ACTE V

SCENE PREMIERE
 

[L' acte commence vers la fin de la nuit.]

Didon

Venez à mon secours, dieux ! ô dieux que j' implore...
Fantôme menaçant, quoi ! Tu me suis encore ? ...
Quel effroi ! Quelle horreur ! Quel supplice nouveau...
Rentrez, mânes sanglants, dans la paix du tombeau ! ...
Que vous importe, hélas ! qu' une faible mortelle
Dans ce triste univers ne vous soit plus fidèle ?
Gardez-vous chez les morts tous vos droits sur mon coeur ?
Un époux qui n' est plus est-il un dieu vengeur ? ...

[appelant]

Elise, entends mes cris et que ma voix t' éveille !
Elise ! ... ô ciel ! ...
 

SCENE 2

Elise, Didon

Elise [à part, sans reconnaître d' abord Didon]

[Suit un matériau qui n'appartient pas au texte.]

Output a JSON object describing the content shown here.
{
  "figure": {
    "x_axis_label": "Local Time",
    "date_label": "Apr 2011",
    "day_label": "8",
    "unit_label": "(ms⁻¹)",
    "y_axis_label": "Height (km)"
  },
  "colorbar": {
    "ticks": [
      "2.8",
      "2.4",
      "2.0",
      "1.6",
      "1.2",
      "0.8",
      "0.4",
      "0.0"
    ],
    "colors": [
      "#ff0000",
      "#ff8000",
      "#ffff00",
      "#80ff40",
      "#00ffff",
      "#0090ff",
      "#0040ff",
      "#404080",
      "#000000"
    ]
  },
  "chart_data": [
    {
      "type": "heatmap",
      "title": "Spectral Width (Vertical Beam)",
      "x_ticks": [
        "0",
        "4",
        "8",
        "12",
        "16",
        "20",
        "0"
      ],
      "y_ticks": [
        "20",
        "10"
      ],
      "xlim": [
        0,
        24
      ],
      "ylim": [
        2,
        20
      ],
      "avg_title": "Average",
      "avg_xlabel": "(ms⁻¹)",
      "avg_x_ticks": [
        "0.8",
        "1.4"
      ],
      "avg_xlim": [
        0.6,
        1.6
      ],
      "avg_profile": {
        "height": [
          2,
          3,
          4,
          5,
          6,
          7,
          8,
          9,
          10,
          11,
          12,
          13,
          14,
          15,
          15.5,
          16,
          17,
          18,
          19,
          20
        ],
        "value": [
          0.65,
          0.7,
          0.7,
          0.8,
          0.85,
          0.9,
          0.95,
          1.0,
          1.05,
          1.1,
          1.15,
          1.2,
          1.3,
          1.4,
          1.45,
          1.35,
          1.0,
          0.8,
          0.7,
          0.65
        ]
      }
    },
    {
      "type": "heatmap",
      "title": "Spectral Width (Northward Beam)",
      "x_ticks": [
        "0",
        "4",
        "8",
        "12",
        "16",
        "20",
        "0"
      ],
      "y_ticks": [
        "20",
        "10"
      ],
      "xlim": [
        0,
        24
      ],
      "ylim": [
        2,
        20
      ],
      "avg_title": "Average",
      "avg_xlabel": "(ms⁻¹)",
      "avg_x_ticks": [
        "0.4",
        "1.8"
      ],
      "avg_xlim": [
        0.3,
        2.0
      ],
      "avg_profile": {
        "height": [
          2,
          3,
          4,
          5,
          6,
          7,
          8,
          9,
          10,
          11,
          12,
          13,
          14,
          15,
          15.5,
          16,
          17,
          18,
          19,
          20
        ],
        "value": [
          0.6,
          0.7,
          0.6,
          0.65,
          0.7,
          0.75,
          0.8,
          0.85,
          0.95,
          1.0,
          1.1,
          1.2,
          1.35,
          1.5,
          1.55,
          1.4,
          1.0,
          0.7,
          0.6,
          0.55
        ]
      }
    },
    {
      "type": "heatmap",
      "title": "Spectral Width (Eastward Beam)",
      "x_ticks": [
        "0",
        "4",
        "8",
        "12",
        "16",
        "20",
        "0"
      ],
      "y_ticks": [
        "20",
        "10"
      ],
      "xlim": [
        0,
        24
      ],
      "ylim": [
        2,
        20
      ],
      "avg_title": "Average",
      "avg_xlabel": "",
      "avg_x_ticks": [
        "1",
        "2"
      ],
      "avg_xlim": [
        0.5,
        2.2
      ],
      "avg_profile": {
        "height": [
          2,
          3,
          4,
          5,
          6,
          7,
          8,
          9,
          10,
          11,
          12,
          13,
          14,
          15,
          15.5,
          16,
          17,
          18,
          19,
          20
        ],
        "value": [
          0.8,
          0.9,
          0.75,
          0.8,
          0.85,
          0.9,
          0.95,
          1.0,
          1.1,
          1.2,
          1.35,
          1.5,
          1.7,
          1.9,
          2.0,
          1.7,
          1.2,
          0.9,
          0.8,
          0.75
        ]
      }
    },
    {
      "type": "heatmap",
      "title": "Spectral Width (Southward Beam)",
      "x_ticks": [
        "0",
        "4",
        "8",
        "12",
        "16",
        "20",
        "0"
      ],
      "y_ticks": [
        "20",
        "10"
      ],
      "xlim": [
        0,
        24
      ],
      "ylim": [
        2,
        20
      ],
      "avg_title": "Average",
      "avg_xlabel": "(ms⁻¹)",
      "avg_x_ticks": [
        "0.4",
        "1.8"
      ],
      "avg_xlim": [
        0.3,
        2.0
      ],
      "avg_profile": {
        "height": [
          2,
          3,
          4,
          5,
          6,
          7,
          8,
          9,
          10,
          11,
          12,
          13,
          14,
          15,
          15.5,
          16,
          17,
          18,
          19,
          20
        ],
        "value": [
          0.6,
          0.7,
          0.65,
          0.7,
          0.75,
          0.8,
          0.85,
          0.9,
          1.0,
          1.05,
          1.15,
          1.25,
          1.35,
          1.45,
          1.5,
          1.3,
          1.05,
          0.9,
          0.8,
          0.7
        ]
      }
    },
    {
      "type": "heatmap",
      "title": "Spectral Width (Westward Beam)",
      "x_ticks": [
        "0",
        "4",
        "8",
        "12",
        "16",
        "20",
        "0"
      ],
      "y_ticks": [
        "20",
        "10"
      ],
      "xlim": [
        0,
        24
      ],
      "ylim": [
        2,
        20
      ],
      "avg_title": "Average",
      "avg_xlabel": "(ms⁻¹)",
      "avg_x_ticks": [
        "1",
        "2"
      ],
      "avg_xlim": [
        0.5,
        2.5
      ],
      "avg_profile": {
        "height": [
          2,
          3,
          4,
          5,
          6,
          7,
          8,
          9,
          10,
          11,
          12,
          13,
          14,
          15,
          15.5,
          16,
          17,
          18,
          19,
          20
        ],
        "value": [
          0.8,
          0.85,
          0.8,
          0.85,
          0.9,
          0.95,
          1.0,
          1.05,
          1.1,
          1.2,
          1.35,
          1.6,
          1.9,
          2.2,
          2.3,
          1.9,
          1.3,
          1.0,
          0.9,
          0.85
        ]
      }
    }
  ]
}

                    Quel bruit a frappé mon oreille ?
Quelle clameur plaintive ?

Didon

                    Approche... soutiens-moi...
Je me meurs...

[elle se jette dans les bras d' Elise, qui la reçoit
et la reconnaît]

Elise

                    Quoi ! Madame, est-ce vous que je vois ?
Les feux du jour encor ne percent point les ombres ;
Les flambeaux presqu' éteints sous ces portiques sombres
Rendent plus effrayants le silence et la nuit.
Quel bizarre transport seule ici vous conduit ? ...

[voyant Didon près de tomber en faiblesse]

Vous tremblez dans mes bras ! Tout votre sang se glace !
De votre auguste front l' éclat brillant s' efface ;
Et vos regards, partout égarés dans ces lieux,
Semblent fuir un objet invisible à mes yeux.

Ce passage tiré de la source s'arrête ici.